Neisseria gonorrhoeae, the gonococcus, is the only causative agent of gonorrhea and is exclusively found within the human host. Gonococci stochastically vary the composition of antigens on their surface to evade immune surveillance. We used gonococcal mutants which stably express different surface antigens to dissect interactions between gonococci and primary human polymorphonuclear leukocytes (PMNs). We found that gonococci, depending on the number of bacteria present, either induce or suppress the oxidative burst of PMNs regardless of other stimuli. Gonococci also cause PMNs to release DNA, forming neutrophil extracellular traps (NETs) independently of the oxidative burst. The NETs were unable to kill gonococci but were able to kill commensal bacteria, suggesting that NET production can help gonococci outcompete other bacterial species. We propose that gonococci have evolved to manipulate PMN responses to promote their own survival during infection.

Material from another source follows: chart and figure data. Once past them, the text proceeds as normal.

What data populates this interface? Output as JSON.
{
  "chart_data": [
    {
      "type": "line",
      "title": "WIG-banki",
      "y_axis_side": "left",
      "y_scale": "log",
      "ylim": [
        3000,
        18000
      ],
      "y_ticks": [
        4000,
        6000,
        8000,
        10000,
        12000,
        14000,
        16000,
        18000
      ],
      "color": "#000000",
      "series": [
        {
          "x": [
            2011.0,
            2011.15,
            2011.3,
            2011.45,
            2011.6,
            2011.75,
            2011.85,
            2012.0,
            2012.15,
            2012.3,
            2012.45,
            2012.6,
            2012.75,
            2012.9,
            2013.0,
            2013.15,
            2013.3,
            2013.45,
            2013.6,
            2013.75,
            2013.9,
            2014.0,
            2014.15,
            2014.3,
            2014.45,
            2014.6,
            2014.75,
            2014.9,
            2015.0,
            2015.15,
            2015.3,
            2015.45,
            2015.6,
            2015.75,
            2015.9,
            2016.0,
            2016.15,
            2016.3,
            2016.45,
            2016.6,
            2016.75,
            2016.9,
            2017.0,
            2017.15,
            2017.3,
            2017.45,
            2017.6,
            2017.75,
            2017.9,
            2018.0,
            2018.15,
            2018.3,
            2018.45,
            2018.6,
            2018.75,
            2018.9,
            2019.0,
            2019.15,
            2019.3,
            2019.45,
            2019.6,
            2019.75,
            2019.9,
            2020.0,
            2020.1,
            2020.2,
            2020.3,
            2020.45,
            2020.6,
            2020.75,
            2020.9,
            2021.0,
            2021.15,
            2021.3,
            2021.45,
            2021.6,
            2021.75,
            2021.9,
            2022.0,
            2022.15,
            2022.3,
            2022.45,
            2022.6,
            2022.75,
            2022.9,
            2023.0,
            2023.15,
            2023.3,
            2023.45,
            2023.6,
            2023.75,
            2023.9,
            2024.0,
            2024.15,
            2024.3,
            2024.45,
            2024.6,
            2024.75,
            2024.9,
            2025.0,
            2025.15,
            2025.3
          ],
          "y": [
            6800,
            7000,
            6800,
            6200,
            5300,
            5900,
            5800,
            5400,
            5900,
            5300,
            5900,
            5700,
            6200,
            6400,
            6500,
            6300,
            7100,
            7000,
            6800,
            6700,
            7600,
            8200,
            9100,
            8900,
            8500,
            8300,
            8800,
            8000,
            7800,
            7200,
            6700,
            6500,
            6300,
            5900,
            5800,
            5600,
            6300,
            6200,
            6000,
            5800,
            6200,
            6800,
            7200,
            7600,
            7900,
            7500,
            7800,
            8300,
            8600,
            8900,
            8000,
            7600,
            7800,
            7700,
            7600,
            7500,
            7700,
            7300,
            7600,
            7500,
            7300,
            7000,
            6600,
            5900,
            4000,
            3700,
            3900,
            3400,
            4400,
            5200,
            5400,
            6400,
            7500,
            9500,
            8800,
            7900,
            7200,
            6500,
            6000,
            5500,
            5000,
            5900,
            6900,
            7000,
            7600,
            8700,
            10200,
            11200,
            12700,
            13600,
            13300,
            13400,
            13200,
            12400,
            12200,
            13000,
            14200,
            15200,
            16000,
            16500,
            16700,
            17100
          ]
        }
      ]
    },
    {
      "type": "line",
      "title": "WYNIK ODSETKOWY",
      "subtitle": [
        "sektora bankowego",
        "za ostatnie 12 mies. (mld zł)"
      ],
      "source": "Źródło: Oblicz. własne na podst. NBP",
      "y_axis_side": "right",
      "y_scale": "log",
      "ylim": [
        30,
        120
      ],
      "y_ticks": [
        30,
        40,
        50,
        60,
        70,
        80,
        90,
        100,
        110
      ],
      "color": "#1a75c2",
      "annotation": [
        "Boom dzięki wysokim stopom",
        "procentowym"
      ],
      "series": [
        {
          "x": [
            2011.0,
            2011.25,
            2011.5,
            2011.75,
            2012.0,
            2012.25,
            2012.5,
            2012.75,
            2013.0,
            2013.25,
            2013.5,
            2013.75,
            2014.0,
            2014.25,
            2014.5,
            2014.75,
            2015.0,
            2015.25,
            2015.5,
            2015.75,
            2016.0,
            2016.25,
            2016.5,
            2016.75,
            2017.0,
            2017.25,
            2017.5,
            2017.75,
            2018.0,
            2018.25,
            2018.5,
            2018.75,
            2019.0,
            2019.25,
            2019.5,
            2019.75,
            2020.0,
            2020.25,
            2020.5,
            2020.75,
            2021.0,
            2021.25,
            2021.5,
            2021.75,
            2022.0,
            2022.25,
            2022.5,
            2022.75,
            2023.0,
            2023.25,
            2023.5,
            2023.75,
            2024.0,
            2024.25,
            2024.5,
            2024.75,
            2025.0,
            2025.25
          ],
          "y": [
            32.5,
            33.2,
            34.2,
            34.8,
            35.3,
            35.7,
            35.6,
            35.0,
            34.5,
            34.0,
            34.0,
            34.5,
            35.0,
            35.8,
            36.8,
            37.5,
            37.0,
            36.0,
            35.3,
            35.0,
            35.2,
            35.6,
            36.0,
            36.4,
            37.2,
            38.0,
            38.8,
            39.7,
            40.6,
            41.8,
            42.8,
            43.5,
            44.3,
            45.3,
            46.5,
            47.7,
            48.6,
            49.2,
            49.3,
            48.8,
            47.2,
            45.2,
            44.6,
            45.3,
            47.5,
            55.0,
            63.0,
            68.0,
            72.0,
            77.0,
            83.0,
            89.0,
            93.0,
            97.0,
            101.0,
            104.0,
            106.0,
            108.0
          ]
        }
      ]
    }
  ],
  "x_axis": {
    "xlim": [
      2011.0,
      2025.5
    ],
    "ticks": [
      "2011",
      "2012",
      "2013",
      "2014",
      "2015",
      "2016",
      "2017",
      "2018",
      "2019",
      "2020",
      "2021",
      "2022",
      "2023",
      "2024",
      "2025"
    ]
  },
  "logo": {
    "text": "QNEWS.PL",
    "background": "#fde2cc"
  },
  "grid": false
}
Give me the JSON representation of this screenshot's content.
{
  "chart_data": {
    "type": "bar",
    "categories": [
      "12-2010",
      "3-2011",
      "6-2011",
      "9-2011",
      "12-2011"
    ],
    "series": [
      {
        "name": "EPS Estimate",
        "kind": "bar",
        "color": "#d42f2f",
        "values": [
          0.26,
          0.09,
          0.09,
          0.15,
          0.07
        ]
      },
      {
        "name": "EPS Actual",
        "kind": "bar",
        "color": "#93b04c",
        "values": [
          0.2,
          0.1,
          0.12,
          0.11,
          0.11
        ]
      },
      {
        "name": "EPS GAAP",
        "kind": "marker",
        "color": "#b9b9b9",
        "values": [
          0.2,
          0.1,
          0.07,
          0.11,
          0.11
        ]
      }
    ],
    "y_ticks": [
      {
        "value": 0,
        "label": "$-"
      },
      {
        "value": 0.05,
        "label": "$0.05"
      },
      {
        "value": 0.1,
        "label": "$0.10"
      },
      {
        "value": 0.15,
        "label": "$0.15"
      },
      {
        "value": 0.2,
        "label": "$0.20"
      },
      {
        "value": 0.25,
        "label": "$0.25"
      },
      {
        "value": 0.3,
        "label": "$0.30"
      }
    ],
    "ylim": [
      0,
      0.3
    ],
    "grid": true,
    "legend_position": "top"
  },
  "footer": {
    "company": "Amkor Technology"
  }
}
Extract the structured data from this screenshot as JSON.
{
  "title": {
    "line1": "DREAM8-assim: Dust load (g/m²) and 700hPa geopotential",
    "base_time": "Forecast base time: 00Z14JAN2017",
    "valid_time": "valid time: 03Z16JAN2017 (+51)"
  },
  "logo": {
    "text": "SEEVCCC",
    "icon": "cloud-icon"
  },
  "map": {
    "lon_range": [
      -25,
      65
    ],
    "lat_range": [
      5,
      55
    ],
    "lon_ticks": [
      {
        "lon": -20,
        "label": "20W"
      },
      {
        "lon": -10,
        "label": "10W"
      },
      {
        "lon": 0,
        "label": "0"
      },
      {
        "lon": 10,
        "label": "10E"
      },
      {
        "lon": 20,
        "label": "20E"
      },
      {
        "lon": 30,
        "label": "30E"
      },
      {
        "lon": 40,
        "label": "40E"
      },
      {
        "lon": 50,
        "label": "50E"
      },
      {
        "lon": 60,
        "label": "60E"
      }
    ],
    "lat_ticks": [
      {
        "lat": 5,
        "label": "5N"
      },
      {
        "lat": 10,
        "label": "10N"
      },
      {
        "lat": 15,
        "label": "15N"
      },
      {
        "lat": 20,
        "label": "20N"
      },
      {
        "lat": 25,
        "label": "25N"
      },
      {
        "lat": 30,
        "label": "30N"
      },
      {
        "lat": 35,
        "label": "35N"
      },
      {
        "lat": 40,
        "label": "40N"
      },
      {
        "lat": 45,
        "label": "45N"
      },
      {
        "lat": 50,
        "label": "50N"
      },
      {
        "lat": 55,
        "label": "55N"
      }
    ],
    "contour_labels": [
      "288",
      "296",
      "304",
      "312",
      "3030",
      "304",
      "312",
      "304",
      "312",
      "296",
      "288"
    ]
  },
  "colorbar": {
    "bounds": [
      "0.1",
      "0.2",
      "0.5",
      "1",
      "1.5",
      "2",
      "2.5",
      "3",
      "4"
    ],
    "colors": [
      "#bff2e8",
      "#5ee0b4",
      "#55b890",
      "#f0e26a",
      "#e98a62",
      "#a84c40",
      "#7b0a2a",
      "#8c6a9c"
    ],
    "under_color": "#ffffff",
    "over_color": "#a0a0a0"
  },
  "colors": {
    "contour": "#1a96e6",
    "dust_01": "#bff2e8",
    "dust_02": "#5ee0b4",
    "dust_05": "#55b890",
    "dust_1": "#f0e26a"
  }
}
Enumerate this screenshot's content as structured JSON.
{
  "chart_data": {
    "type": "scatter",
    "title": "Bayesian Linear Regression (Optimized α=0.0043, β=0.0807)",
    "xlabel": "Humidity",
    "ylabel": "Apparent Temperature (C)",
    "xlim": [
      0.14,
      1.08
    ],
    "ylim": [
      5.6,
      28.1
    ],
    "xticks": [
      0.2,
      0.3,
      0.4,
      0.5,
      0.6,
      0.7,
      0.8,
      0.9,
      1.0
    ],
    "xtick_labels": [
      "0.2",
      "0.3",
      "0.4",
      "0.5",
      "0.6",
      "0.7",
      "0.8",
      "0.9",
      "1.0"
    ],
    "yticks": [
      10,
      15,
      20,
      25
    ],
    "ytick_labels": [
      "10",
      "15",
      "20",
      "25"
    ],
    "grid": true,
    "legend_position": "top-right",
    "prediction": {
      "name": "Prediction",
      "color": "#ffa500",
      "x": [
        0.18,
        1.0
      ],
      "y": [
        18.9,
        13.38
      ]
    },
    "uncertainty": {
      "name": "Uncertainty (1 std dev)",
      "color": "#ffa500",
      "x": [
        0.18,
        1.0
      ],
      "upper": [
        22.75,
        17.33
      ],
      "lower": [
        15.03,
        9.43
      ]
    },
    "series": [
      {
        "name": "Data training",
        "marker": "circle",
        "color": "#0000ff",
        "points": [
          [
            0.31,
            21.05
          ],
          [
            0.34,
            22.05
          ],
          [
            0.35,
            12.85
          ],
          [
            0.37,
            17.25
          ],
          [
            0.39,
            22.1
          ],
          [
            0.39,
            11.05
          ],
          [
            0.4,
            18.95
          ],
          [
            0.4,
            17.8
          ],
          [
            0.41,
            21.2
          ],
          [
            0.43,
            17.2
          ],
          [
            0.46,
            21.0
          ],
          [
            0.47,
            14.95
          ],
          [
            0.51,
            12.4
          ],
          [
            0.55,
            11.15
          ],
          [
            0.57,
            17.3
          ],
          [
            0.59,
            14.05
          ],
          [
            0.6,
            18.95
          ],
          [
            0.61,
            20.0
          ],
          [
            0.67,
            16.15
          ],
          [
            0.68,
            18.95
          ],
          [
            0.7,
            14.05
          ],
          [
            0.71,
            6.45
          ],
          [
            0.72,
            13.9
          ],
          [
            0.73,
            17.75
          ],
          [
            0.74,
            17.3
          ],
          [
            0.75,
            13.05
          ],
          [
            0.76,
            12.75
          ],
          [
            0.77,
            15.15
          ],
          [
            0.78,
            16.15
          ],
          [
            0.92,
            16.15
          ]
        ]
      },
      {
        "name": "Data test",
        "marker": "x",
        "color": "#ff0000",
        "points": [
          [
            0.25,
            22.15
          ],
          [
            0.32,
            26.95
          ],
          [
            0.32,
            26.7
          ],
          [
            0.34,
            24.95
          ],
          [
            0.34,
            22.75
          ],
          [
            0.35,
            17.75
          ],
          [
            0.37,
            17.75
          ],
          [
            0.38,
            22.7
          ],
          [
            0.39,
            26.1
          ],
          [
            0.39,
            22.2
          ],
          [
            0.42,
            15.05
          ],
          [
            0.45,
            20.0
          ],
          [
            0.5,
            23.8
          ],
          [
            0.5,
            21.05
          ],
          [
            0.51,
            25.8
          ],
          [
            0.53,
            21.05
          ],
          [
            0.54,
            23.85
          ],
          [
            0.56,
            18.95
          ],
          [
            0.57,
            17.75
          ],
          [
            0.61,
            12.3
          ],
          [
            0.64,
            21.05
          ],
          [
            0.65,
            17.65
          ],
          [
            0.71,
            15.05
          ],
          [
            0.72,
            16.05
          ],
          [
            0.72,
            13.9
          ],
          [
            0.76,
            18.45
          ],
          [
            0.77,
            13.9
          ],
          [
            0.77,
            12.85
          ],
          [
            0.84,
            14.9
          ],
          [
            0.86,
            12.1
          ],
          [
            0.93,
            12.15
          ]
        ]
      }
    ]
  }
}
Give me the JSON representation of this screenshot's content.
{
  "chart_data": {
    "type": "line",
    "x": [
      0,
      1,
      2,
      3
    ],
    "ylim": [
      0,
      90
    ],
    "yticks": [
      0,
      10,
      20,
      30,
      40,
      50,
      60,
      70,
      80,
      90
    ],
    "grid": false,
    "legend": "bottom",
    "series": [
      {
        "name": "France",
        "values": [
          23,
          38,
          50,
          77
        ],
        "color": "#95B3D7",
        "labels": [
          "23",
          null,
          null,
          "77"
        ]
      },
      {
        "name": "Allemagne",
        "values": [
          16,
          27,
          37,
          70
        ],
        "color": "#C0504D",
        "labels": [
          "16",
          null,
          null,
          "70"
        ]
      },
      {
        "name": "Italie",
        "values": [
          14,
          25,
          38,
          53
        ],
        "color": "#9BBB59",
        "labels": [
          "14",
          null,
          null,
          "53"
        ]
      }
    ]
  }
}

淋病奈瑟菌(淋球菌)可引起淋病,且特别适应在人类生殖道内存活。淋球菌部分地通过改变菌毛和不透明相关蛋白来逃避宿主免疫监视。这些可变表面抗原影响与宿主上皮细胞和免疫细胞的相互作用。强烈的多形核白细胞(PMN)反应是有症状淋病感染的一个标志,大量PMN被招募到感染部位。大量文献描述了淋球菌与PMN的相互作用,但驱动感染结果的因素尚未完全了解。已有报道称淋球菌既能诱导也能抑制PMN的氧化爆发,但我们确定淋球菌对PMN氧化爆发诱导的影响因感染复数(MOI)而异。以<20个淋球菌的MOI感染PMN会引发氧化爆发,而MOI>20则会抑制爆发。对淋球菌的氧化爆发反应可因菌毛或不透明蛋白的表达而增强,但并非必需。在感染淋球菌的PMN中观察到中性粒细胞胞外陷阱(NETs),这一过程需要氧化爆发,但淋球菌在抑制条件下也能诱导NETs形成。尽管NETs能杀死常见的阴道细菌卷曲乳杆菌,但却无法杀死淋球菌。因此,淋球菌通过抑制PMN的氧化爆发和刺激NETs形成来影响PMN生物学特性以促进自身存活,而NETs并不能有效杀死淋球菌,这说明了淋病奈瑟菌是如何进化来调节PMN反应以促进感染的。
淋病奈瑟菌,即淋球菌,是淋病的唯一病原体,仅存在于人类宿主体内。淋球菌随机改变其表面抗原的组成以逃避免疫监视。我们使用稳定表达不同表面抗原的淋球菌突变体来剖析淋球菌与原代人类多形核白细胞(PMN)之间的相互作用。我们发现,无论其他刺激因素如何,淋球菌根据存在的细菌数量,要么诱导要么抑制PMN的氧化爆发。淋球菌还会导致PMN释放DNA,独立于氧化爆发形成中性粒细胞胞外陷阱(NETs)。NETs无法杀死淋球菌,但能够杀死共生细菌,这表明NETs的产生有助于淋球菌在与其他细菌物种的竞争中胜出。我们提出,淋球菌已经进化出操纵PMN反应以在感染期间促进自身存活的能力。